Em suma, a assinatura de prazo para a adoção de providências tendentes a regularizar atos e procedimentos pressupõe que eventuais multas sejam aplicadas apenas quando haja resistência do administrador para restabelecer a legalidade. No entanto, quando impossível a correção, é impositiva a aplicação de sanção e a determinação para a anulação.

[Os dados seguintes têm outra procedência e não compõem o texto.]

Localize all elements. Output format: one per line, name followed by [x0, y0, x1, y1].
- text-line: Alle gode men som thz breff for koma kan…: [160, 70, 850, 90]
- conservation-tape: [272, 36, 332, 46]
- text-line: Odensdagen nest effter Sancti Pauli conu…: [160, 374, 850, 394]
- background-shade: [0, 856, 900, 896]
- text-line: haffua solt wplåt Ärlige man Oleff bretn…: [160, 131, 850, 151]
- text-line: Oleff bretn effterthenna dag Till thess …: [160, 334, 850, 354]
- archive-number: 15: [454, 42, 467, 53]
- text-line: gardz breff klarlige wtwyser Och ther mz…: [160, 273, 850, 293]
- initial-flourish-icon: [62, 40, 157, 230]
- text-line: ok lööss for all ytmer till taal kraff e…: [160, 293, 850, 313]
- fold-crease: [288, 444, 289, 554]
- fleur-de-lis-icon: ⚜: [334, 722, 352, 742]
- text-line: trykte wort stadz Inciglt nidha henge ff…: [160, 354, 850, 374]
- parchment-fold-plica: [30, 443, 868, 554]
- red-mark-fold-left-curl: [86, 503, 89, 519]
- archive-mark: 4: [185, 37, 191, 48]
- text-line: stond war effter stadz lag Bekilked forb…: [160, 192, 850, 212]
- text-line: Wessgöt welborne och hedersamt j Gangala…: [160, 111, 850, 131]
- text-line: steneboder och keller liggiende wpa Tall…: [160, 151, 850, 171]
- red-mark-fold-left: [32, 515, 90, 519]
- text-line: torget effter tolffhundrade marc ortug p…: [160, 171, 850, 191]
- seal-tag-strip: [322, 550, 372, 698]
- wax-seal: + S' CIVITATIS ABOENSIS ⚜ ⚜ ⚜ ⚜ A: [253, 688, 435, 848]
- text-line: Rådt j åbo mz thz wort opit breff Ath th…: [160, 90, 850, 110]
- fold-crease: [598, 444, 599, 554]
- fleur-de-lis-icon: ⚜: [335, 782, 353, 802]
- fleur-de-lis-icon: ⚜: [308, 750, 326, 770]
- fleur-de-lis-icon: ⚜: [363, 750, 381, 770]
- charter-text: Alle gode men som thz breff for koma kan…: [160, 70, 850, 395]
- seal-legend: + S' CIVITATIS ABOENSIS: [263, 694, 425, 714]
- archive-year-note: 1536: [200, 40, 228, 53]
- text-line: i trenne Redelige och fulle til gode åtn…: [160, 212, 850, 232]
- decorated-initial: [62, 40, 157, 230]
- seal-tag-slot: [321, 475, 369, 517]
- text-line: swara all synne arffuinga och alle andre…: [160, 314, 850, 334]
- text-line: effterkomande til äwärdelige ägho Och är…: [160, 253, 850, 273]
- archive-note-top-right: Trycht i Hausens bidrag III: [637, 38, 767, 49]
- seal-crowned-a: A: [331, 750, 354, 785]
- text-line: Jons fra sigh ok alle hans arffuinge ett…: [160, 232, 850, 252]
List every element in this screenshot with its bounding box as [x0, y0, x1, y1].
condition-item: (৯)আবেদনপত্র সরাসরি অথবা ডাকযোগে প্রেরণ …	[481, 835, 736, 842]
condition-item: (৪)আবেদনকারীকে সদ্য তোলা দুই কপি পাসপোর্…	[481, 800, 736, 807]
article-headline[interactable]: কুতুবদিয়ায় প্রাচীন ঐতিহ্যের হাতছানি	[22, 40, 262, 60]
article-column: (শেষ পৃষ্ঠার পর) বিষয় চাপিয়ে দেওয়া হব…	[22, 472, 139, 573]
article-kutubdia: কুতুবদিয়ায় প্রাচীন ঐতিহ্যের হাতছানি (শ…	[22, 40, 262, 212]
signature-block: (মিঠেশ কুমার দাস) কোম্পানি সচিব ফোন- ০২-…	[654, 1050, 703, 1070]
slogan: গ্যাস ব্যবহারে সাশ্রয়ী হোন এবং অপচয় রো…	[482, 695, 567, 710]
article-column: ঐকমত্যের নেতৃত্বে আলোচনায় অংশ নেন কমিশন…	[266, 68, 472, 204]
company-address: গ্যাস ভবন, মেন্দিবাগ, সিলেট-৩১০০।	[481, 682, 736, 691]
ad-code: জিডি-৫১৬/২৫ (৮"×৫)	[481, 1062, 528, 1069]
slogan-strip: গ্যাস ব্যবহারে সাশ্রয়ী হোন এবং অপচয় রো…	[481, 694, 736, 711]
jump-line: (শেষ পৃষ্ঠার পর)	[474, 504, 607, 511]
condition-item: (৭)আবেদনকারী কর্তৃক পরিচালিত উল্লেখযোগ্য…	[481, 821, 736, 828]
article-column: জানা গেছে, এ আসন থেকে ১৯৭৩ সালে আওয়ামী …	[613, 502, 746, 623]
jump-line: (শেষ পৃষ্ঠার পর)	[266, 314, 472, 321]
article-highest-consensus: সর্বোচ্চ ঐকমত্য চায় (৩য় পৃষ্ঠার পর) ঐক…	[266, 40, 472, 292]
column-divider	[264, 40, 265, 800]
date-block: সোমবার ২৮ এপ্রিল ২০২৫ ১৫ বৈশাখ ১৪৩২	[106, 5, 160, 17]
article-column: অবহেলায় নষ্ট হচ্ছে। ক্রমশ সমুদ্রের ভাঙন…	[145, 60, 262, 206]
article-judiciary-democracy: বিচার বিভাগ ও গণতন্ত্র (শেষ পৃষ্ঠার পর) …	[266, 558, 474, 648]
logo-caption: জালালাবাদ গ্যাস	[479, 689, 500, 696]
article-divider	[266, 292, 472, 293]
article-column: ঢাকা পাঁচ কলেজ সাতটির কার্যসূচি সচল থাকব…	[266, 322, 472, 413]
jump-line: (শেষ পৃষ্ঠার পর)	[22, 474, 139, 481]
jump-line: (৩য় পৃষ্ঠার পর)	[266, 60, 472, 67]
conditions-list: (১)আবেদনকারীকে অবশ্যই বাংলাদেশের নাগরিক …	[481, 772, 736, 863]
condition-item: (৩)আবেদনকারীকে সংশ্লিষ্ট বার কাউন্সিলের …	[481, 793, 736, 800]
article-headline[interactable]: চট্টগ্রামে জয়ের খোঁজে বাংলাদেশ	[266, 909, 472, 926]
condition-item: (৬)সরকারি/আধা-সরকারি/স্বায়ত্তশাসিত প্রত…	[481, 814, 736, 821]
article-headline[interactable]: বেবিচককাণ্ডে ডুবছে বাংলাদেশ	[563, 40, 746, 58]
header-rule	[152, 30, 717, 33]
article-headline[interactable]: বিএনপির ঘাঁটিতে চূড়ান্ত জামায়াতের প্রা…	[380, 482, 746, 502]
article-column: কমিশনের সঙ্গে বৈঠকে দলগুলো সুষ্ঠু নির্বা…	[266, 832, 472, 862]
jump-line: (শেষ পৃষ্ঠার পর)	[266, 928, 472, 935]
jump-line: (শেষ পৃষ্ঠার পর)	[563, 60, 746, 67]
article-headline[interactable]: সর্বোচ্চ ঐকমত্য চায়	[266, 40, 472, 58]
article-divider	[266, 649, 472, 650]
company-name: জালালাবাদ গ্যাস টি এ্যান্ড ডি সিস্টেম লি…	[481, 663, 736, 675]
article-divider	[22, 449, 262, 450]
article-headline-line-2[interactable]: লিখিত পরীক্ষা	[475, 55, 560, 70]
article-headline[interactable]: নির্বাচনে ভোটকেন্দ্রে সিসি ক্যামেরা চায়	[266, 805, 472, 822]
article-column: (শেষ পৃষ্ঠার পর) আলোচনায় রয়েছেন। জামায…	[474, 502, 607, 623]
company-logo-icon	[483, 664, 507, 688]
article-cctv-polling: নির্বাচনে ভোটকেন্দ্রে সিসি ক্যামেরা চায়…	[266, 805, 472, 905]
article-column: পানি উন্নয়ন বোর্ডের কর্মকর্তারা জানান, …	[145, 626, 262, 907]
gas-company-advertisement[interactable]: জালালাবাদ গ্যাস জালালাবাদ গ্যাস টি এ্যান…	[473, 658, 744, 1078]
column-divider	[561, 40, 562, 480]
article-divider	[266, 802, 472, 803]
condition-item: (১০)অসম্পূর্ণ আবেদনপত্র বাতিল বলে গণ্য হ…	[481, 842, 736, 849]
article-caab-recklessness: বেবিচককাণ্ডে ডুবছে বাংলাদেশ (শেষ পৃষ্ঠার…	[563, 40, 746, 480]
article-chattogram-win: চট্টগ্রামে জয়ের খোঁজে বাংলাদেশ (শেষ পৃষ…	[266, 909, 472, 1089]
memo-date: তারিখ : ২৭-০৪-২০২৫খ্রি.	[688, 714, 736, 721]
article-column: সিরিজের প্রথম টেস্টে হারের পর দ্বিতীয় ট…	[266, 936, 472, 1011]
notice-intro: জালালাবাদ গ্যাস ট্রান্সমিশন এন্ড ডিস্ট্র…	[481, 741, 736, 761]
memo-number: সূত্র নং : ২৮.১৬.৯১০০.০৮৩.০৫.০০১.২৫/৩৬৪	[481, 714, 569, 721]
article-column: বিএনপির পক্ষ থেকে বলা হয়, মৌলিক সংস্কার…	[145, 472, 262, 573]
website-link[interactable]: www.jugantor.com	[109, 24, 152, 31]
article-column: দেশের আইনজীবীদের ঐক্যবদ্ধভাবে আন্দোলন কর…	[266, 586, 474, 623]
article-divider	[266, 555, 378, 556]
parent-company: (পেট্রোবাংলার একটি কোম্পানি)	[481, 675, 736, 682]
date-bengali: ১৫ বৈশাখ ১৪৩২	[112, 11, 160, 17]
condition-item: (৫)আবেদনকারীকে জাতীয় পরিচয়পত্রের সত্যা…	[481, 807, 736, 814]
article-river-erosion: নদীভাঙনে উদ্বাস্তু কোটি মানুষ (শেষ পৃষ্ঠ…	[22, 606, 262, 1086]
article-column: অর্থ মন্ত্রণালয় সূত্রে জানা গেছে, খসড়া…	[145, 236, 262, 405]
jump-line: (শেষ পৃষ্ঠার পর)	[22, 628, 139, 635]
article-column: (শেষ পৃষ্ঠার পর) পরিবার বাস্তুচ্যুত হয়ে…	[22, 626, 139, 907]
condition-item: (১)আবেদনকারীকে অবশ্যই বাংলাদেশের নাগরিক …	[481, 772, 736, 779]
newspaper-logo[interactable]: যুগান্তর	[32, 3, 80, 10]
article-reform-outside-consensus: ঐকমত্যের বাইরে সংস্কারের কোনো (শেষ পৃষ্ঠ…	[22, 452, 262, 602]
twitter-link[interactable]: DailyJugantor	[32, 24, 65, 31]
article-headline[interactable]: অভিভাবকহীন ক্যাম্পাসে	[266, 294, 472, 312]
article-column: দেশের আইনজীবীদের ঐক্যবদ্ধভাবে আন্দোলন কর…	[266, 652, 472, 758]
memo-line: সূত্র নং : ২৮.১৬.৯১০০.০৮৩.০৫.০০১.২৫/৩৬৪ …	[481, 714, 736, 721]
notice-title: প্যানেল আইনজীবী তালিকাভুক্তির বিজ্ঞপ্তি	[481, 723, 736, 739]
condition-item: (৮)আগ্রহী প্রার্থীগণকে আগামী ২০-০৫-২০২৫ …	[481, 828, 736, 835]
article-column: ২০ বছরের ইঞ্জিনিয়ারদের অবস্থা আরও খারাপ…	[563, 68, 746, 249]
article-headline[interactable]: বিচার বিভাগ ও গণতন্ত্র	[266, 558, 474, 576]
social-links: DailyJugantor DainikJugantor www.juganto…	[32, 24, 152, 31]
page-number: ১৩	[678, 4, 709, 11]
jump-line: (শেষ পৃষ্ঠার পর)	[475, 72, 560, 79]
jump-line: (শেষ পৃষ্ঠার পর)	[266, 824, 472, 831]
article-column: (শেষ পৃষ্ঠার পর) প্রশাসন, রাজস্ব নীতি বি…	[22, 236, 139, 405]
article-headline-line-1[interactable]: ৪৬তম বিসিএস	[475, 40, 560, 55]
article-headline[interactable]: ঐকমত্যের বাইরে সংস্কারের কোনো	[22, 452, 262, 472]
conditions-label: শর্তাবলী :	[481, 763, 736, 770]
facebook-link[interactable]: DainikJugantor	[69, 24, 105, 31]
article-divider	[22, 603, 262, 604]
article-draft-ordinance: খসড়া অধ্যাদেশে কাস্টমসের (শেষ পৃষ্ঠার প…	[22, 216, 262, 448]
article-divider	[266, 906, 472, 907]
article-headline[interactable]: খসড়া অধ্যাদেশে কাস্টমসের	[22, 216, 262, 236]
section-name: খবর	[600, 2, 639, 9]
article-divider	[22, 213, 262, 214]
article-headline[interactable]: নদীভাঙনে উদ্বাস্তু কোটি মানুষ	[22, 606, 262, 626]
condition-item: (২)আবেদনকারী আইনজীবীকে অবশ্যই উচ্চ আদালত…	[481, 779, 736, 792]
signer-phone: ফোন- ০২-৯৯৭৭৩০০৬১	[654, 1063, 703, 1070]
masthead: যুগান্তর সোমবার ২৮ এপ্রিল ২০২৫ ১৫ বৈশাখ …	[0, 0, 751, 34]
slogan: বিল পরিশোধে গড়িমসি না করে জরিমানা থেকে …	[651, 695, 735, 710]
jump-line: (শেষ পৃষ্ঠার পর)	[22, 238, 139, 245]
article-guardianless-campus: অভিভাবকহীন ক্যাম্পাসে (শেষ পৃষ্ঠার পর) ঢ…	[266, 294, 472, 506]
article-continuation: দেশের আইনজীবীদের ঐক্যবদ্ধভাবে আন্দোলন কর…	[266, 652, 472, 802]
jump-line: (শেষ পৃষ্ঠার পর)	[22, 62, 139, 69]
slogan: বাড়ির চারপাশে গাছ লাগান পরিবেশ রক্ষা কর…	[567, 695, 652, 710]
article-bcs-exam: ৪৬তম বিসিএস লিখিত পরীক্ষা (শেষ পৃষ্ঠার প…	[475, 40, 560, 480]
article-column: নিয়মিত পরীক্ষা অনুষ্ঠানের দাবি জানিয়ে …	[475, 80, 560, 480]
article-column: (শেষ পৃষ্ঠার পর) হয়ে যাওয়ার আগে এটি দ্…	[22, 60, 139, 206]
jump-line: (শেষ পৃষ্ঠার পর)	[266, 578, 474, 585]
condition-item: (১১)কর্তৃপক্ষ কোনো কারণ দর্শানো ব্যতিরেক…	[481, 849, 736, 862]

Tome-se o caso concreto, em que o Responsável atual é diverso daquele que comandou a licitação e assinou o contrato. Caso se entenda que a multa deve ser aplicada apenas se não cumprida a determinação para a anulação, o Responsável anterior não sofrerá qualquer punição pelas ilegalidades cometidas, já que apenas o Responsável atual poderá sofrer sanção, na hipótese em que descumpra sem qualquer justificativa a decisão desta Corte.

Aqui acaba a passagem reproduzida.